Fresh salad is a reality again, in more than small quantities. Mache and claytonia, two mild salad greens, are the stars of winter salad, not only surviving, but thriving in frigid temperatures (in the protected climate of the hoop house, of course).

Mache, in the hoop house, of course ....

and claytonia ("miners lettuce).

Sunday, February 13, 2011

No cabin fever here!

The snow continues to pile up and night time temperatures remain in the single digits, but we keep the path to the hoop house clear. By now, the growth of the daylight sensitive greens is unmistakable. Below: the rosettes of tatsoi, a mild Asian cooking green, have filled out.

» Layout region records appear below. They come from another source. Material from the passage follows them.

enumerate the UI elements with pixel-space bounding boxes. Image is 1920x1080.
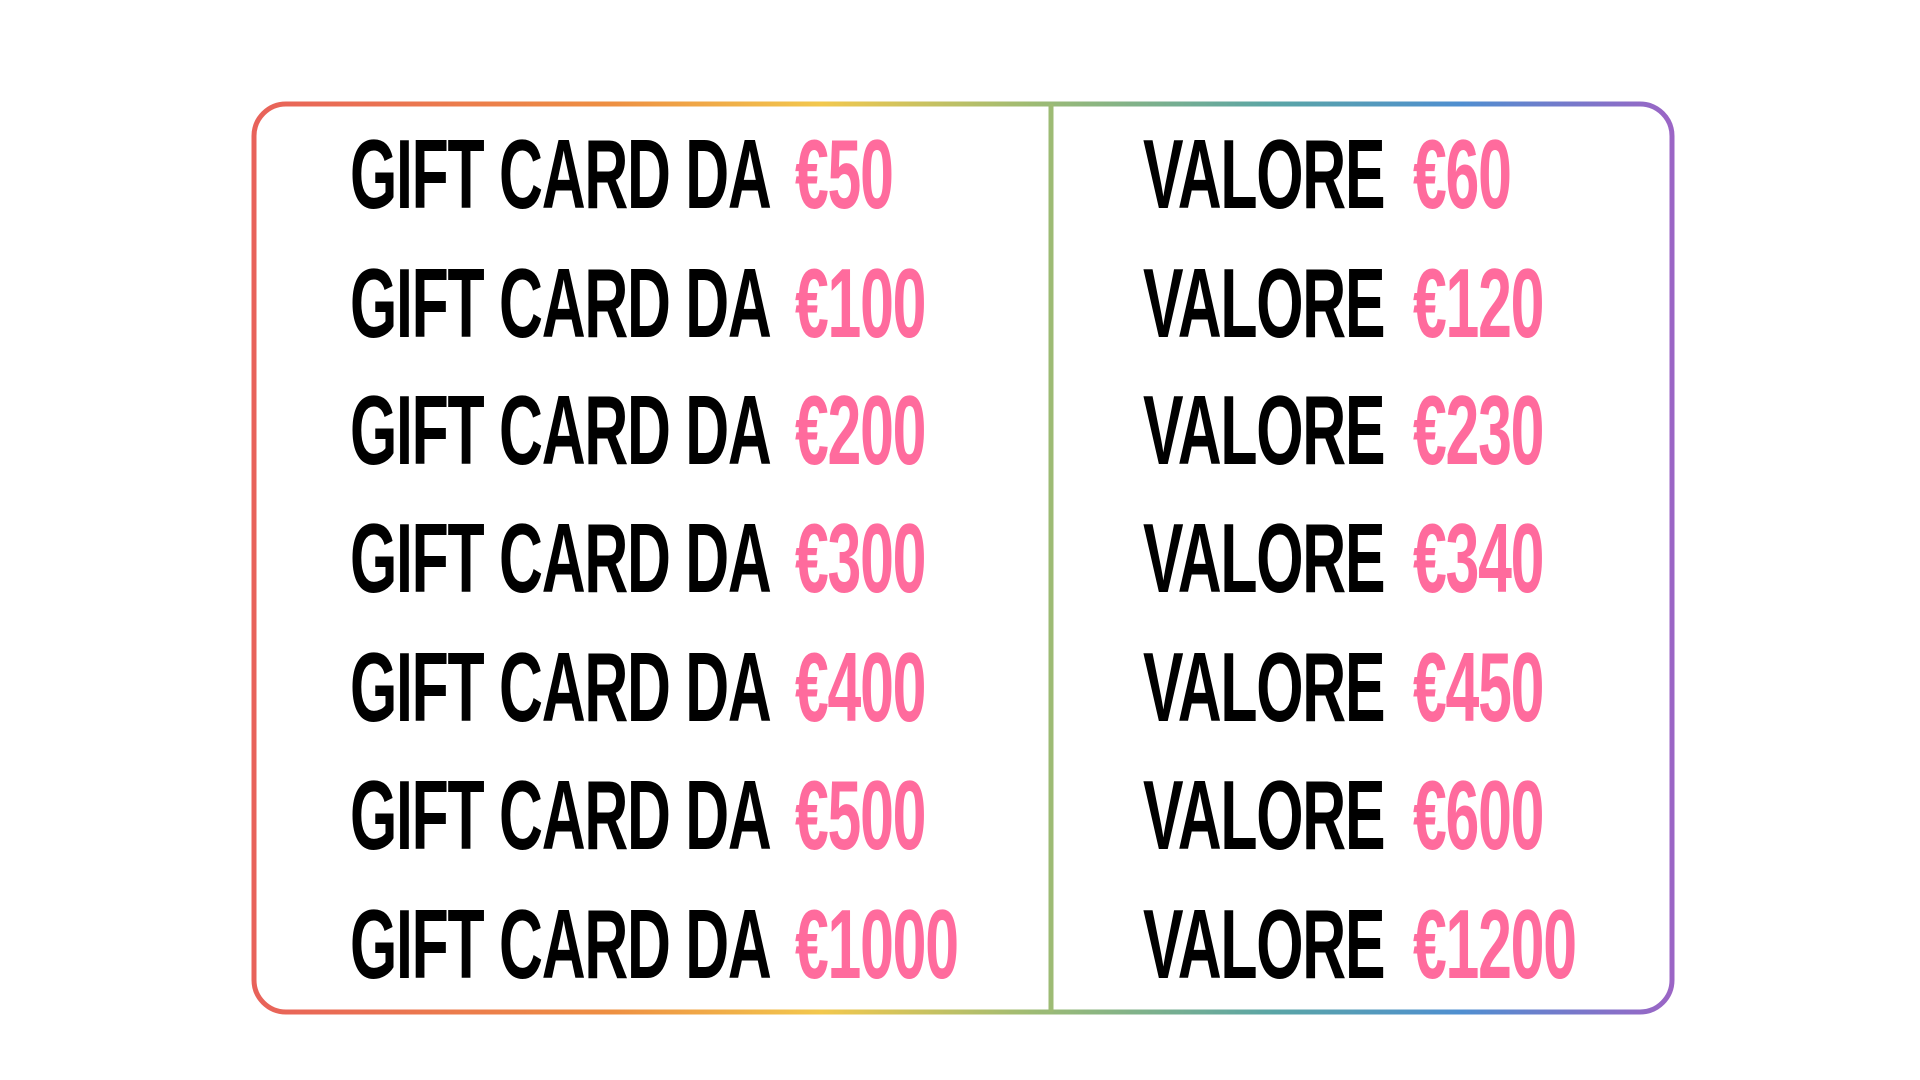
left-amount: €1000 — [795, 889, 959, 999]
left-amount: €50 — [795, 119, 894, 229]
left-amount: €500 — [795, 760, 926, 870]
left-label: GIFT CARD DA — [350, 119, 772, 229]
left-amount: €300 — [795, 503, 926, 613]
right-label: VALORE — [1143, 632, 1385, 742]
right-amount: €450 — [1413, 632, 1544, 742]
left-label: GIFT CARD DA — [350, 503, 772, 613]
left-label: GIFT CARD DA — [350, 632, 772, 742]
right-amount: €1200 — [1413, 889, 1577, 999]
right-label: VALORE — [1143, 503, 1385, 613]
right-label: VALORE — [1143, 375, 1385, 485]
table-border — [251, 101, 1675, 1015]
left-label: GIFT CARD DA — [350, 760, 772, 870]
left-amount: €200 — [795, 375, 926, 485]
left-amount: €400 — [795, 632, 926, 742]
left-label: GIFT CARD DA — [350, 889, 772, 999]
left-amount: €100 — [795, 248, 926, 358]
right-amount: €600 — [1413, 760, 1544, 870]
right-label: VALORE — [1143, 119, 1385, 229]
left-label: GIFT CARD DA — [350, 375, 772, 485]
right-label: VALORE — [1143, 760, 1385, 870]
right-amount: €340 — [1413, 503, 1544, 613]
right-amount: €120 — [1413, 248, 1544, 358]
left-label: GIFT CARD DA — [350, 248, 772, 358]
right-label: VALORE — [1143, 889, 1385, 999]
right-amount: €230 — [1413, 375, 1544, 485]
right-label: VALORE — [1143, 248, 1385, 358]
right-amount: €60 — [1413, 119, 1512, 229]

Tatsoi, an Asian cooking green

The challenge this time of year is getting enough growth before the plants begin to "bolt." Once all their energy goes into producing seed, there are no more new leaves. So for lunch, tatsoi, the first to bolt, was on the menu. Baby greens, stir fried with just a bit of tamari; it tasted like spring.

Starting to bolt: the flower buds are in the center

Spring was also in my mind, if not the air, as I planted pac choi, rose radish, lettuce and red kale this morning. While they will germinate and grow more slowly in the cold, they should be fine. (Check back next month for an update.)

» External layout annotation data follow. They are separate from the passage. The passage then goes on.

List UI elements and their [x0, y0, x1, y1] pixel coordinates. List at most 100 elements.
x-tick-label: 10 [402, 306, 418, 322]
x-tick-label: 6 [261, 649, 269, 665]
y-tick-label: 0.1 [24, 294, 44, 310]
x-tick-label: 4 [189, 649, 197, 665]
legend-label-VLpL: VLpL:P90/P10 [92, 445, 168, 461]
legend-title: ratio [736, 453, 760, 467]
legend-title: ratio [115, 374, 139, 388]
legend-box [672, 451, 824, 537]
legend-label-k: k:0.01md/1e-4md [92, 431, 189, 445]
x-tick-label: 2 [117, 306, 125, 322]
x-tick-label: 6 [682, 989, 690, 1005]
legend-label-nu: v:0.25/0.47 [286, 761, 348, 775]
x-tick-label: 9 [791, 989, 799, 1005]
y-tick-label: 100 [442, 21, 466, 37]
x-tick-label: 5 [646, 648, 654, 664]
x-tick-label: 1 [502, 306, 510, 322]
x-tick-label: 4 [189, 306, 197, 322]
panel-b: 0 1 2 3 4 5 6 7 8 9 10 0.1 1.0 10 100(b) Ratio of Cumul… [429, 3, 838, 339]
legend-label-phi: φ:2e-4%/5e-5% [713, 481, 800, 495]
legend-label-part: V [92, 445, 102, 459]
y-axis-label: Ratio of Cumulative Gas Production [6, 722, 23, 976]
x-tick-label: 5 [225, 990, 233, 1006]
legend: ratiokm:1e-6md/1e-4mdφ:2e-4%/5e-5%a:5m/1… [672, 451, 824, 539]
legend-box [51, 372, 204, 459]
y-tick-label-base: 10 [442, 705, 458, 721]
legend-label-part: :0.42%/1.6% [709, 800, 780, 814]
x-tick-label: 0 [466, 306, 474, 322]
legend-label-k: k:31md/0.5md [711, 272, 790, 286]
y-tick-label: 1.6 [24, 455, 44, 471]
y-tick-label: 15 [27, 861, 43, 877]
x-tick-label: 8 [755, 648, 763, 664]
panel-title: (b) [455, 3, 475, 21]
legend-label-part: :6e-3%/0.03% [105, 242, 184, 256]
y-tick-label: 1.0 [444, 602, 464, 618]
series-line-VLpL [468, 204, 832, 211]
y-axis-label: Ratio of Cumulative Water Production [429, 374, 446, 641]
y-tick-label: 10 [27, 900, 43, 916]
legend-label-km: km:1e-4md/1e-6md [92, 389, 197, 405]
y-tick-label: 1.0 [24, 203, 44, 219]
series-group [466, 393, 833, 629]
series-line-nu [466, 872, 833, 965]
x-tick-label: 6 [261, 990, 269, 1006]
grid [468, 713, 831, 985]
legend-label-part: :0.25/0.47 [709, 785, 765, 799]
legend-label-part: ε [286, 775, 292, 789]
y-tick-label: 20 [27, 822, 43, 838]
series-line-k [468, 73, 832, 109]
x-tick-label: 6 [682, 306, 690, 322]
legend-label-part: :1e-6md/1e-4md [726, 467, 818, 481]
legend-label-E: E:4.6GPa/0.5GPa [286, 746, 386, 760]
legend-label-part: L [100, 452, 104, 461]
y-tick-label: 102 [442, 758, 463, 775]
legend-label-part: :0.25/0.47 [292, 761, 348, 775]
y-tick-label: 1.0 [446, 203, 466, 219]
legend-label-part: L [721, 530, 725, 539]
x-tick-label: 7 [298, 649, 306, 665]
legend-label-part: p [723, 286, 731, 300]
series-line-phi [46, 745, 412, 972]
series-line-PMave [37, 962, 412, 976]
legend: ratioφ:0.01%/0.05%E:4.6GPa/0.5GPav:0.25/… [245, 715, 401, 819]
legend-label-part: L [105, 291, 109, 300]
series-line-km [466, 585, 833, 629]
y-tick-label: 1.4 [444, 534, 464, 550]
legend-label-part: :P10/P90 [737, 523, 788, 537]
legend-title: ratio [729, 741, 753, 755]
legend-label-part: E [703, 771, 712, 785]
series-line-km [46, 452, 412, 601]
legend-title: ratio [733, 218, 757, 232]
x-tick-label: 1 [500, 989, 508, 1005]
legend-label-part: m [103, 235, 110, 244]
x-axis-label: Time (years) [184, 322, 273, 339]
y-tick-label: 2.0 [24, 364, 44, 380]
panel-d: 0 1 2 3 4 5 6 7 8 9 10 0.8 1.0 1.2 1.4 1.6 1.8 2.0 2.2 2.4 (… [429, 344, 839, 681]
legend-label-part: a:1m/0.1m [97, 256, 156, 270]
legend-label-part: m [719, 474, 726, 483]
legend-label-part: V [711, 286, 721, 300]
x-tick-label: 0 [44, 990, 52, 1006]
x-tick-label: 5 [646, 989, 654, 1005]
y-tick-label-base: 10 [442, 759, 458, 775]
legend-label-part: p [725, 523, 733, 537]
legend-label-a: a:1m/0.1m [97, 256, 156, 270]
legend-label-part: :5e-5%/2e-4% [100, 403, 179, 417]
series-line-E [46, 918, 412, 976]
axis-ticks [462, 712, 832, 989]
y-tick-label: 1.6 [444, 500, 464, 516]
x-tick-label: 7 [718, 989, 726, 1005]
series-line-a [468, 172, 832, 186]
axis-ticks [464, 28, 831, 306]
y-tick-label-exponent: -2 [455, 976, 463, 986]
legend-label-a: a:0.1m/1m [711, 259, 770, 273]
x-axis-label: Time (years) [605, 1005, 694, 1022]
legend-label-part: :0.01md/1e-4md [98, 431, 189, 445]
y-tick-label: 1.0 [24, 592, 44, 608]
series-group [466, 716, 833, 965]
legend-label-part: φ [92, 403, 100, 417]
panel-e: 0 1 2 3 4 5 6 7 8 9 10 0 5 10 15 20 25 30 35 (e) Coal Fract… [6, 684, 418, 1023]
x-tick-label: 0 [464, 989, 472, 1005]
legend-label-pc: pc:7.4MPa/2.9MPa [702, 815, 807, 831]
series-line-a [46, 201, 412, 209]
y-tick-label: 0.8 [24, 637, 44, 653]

Richard used to tease when I insisted that spring had arrived in mid-March, just because it was sunny and above 50 degrees. Now I no longer need to wait until March to plant those first seeds. The solution for cabin fever! I'm cured!

Sunday, January 23, 2011

Outside/Inside


Outside ...

Inside

Things change more slowly this time of year. While some of the plants – like arugala and claytonia have been growing enough to harvest– even if only occasionally – through late December and January, the growth of other plants has been far less noticeable.

Arugala has been growing -- slowly -- all winter

Still, change is happening, even if in small ways. It is now light when I leave work in the late afternoon, the first reassurance that the sun has begun it’s arc toward what we call “spring.” Just as I’ve noticed the lengthening of the days, so too have the plants. New leaves have appeared on the kale and winter lettuce. The rosettes of the tatsoi, an Asian stir fry green, are growing in both size and number.

Winter lettuce with new growth

The overwintered kale has new leaves as well.

While these are typical signs of spring, we do not take them for granted in January. It regularly has been in the teens during the day and low single digits at night. As Ithaca’s new school superintendent, a transplant from Virginia, said he tells his mother, “Yes, that’s Fahrenheit, not Celsius.” Sunday night brought an unusual low of -10, without the wind chill factored in.

These new lows are distressing, possibly indications of the more extreme weather patterns caused by the overall warming of the planet (higher highs, lower lows, more floods in some places, more droughts in others). Still, when I went out to the hoop house this morning to check, the plants were chilled, but still very much alive. I’m heartened by the tangible evidence that it is possible to grow more of our food close by, even in the Northeast U.S., even in the winter.

On Saturday, when we had a rare day of blue skies and bright sun, the temperature rose to the high 60s in the hoop house, even though it was a mere 14 degrees outside. I enjoyed a mini-vacation surrounded by the sight and scent of growing greens. Richard and Kat joined me briefly (although Richard didn’t stay long enough to shed his winter coat).